Pour son premier film, William Oldroyd adapte un roman russe dans une mise en scène théâtrale qui rend compte de toute la puissance des acteurs. The Young Lady dresse le portrait paradoxal d’une femme en quête d’indépendance et d’amour.
Très agréable surprise que ce film...tout d'abord il nous plonge dans la vie dans la campagne anglaise fin 18ème siècle ....et relate la vie de Katherine , une jeune femme qui semble bien frêle au départ , pour se transformer en femme machiavélique , aveuglée par sa passion pour un jeune palefrenier... Une heure actrice inconnue ..mais belle , fragile , froide, calculatrice.....

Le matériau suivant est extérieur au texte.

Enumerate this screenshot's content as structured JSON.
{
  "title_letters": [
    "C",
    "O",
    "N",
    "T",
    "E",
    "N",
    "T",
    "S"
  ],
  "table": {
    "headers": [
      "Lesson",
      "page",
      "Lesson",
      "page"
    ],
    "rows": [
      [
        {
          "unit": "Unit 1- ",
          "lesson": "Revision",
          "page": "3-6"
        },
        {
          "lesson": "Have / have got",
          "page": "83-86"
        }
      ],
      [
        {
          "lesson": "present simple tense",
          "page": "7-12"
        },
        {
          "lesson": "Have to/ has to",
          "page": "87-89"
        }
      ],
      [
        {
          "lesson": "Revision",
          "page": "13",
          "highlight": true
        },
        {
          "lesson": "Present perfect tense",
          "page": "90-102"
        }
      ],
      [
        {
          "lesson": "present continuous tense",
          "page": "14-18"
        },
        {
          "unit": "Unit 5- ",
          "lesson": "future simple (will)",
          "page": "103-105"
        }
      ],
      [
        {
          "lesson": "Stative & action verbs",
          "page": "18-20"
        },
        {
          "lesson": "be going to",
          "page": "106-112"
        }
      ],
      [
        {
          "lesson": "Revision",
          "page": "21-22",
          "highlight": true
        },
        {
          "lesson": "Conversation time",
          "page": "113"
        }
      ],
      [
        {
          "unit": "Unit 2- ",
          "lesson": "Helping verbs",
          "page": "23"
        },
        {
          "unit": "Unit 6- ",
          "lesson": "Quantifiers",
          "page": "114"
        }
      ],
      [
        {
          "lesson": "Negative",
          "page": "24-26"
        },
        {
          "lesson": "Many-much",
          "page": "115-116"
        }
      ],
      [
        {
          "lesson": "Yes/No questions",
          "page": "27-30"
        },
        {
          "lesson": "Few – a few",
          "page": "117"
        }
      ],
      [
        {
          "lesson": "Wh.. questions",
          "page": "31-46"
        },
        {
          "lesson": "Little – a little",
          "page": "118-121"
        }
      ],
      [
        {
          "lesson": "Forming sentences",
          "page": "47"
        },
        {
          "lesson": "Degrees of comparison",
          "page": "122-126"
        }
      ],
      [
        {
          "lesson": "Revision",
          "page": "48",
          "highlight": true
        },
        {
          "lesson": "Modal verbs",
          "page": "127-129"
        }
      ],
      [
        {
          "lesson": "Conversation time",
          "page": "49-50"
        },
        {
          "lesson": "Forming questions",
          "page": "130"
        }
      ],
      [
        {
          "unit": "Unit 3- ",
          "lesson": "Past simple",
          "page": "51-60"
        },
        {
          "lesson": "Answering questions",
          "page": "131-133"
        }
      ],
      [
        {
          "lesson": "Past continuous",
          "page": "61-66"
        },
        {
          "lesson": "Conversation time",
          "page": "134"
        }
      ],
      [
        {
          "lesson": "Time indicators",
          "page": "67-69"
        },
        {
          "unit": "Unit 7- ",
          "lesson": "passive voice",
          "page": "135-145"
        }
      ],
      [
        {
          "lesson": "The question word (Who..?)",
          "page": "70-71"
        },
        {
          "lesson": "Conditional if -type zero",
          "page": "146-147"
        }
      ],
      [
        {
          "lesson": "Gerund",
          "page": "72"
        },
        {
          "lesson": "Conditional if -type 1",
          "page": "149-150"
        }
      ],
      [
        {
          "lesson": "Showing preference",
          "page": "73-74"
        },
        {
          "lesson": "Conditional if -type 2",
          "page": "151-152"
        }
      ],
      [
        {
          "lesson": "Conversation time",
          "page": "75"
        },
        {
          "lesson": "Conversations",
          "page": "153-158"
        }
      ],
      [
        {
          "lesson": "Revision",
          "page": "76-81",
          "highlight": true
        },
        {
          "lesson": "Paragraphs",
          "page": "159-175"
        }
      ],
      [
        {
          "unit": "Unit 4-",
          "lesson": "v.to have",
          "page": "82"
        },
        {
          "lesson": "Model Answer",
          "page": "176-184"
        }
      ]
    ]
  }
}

J’ai essentiellement apprécié ce film pour sa forme et sa réalisation. Des costumes et des décors de qualité. De très beaux cadrages qui font penser parfois à des tableaux de Veermer, des extérieurs qui font penser aux « hauts de Hurlevent ». Une actrice à la belle voix âpre très convaincante. Fluidité et sobriété dans la narration
Katherine, « vendue » à un époux antipathique au 19ème siècle, s’installe en compagnie de son mari et de son beau-père dans une demeure tout à la fois belle et austère. En l’absence des deux hommes, elle se prend de passion pour le nouveau palefrenier.
Après, je dirais que l’histoire est sinistre et sombre, aucun personnage n’est là pour rattraper l’autre. Une des morales du film est qu’il ne vaut mieux pas être pauvre, parce qu’on paye pour les autres.